Training new SRL model: Unexpected role data
GraphGrailAi opened this issue · 1 comments
I am trying to train new SRL model:
root@engine:/var/www/engine/nlpnet-master/bin# nlpnet-train.py srl pred --gold train_google_ru.txt --data srl-model/
with txt file with 2 string, each on new line:
Его уверенная поступь – предмет зависти топ-менеджеров и разработчиков по всему миру.
Для техно-евангелистов Google – это самая крупная жемчужина сокровищницы.
Result of launching is error:
Reading training data...
Traceback (most recent call last):
File "/usr/local/bin/nlpnet-train.py", line 248, in <module>
text_reader = create_reader(args, md)
File "/usr/local/bin/nlpnet-train.py", line 61, in create_reader
only_predicates=args.predicates)
File "/usr/local/lib/python3.4/dist-packages/nlpnet/srl/srl_reader.py", line 70, in __init__
self._read_conll(filename)
File "/usr/local/lib/python3.4/dist-packages/nlpnet/srl/srl_reader.py", line 130, in _read_conll
tag, expected_role = self._read_role(tag, 'O', True)

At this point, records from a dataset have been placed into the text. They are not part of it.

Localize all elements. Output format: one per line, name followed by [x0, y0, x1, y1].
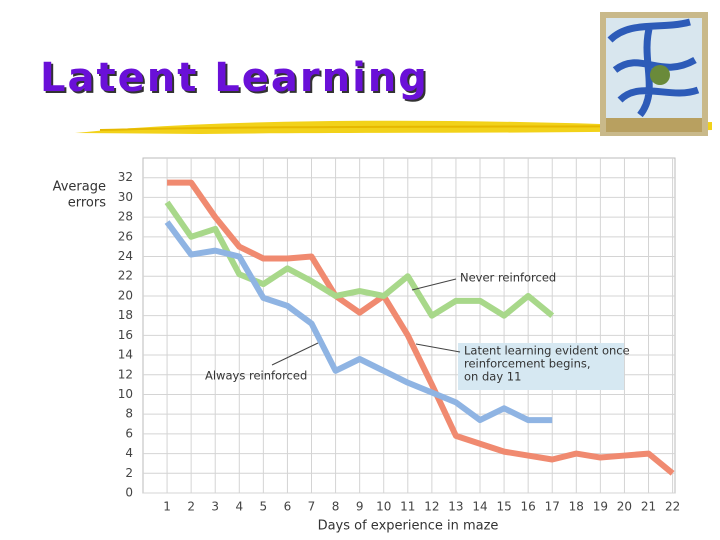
- annotation-box: [458, 343, 624, 390]
- x-tick-label: 1: [163, 500, 171, 514]
- y-tick-label: 8: [125, 407, 133, 421]
- annotation: Latent learning evident once: [464, 344, 630, 358]
- y-axis-label: Average: [53, 180, 106, 195]
- y-tick-label: 2: [125, 466, 133, 480]
- y-tick-label: 10: [118, 387, 133, 401]
- x-tick-label: 17: [545, 500, 560, 514]
- x-tick-label: 22: [665, 500, 680, 514]
- y-tick-label: 26: [118, 229, 133, 243]
- x-tick-label: 19: [593, 500, 608, 514]
- annotation: Never reinforced: [460, 271, 556, 285]
- x-tick-label: 4: [235, 500, 243, 514]
- plot: [164, 179, 675, 476]
- series-line: [164, 200, 555, 319]
- x-tick-label: 7: [308, 500, 316, 514]
- y-tick-label: 16: [118, 328, 133, 342]
- x-tick-label: 16: [521, 500, 536, 514]
- y-tick-label: 30: [118, 190, 133, 204]
- leader-line: [411, 278, 457, 291]
- annotation: Always reinforced: [205, 369, 307, 383]
- y-tick-label: 22: [118, 269, 133, 283]
- x-tick-label: 13: [448, 500, 463, 514]
- x-tick-label: 11: [400, 500, 415, 514]
- title-shadow: Latent Learning: [42, 57, 431, 103]
- x-tick-label: 14: [472, 500, 487, 514]
- leader-line: [415, 343, 461, 353]
- y-tick-label: 24: [118, 249, 133, 263]
- x-tick-label: 8: [332, 500, 340, 514]
- x-tick-label: 6: [284, 500, 292, 514]
- series-line: [164, 220, 553, 424]
- x-tick-label: 9: [356, 500, 364, 514]
- x-tick-label: 2: [187, 500, 195, 514]
- y-axis-label: errors: [68, 196, 106, 211]
- leader-line: [271, 342, 319, 366]
- y-tick-label: 12: [118, 367, 133, 381]
- y-tick-label: 4: [125, 446, 133, 460]
- x-tick-label: 3: [211, 500, 219, 514]
- annotation: reinforcement begins,: [464, 357, 591, 371]
- chart-title: Latent Learning: [40, 55, 429, 101]
- x-tick-label: 18: [569, 500, 584, 514]
- y-tick-label: 0: [125, 486, 133, 500]
- series-line: [167, 179, 675, 476]
- x-axis-label: Days of experience in maze: [318, 519, 499, 534]
- y-tick-label: 6: [125, 426, 133, 440]
- y-tick-label: 18: [118, 308, 133, 322]
- grid: [143, 158, 675, 494]
- brush-stroke-edge: [99, 125, 701, 131]
- x-tick-label: 20: [617, 500, 632, 514]
- x-tick-label: 15: [496, 500, 511, 514]
- x-tick-label: 21: [641, 500, 656, 514]
- x-tick-label: 5: [260, 500, 268, 514]
- annotation: on day 11: [464, 370, 521, 384]
- y-tick-label: 14: [118, 348, 133, 362]
- y-tick-label: 20: [118, 288, 133, 302]
- y-tick-label: 28: [118, 210, 133, 224]
- plot-area: [142, 157, 676, 494]
- x-tick-label: 12: [424, 500, 439, 514]
- book-cover-image: [600, 12, 708, 136]
- y-tick-label: 32: [118, 170, 133, 184]
- x-tick-label: 10: [376, 500, 391, 514]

File "/usr/local/lib/python3.4/dist-packages/nlpnet/srl/srl_reader.py", line 185, in _read_role
raise ValueError('Unexpected role data: %s' % role)
ValueError: Unexpected role data: по
This error is about strange thing: it cannot understand some words, for example "по" which is in english preposition 'over' (,,, all over the world). If i remove conflicting words it works the following way:
root@engine:/var/www/engine/nlpnet-master/bin# nlpnet-train.py srl pred --gold train_google_ru.txt --data srl-model/
Reading training data...
Loading vocabulary
Creating new network...
Generating word type features...
Created new network with the following layer sizes: 250, 50, 2
Training for up to 1 epochs
1 epochs Error: 0.000000 Accuracy: 1.000000 0 corrections skipped learning rate: 0.010000
Finished training
So, what's you advice to solve? How many times i need to train model to achieve good results?
Sorry for the very late response.
This error message says that your training data is not formatted correctly. A description of the format can be found at the nlpnet documentation for SRL; it is basically the CoNLL format.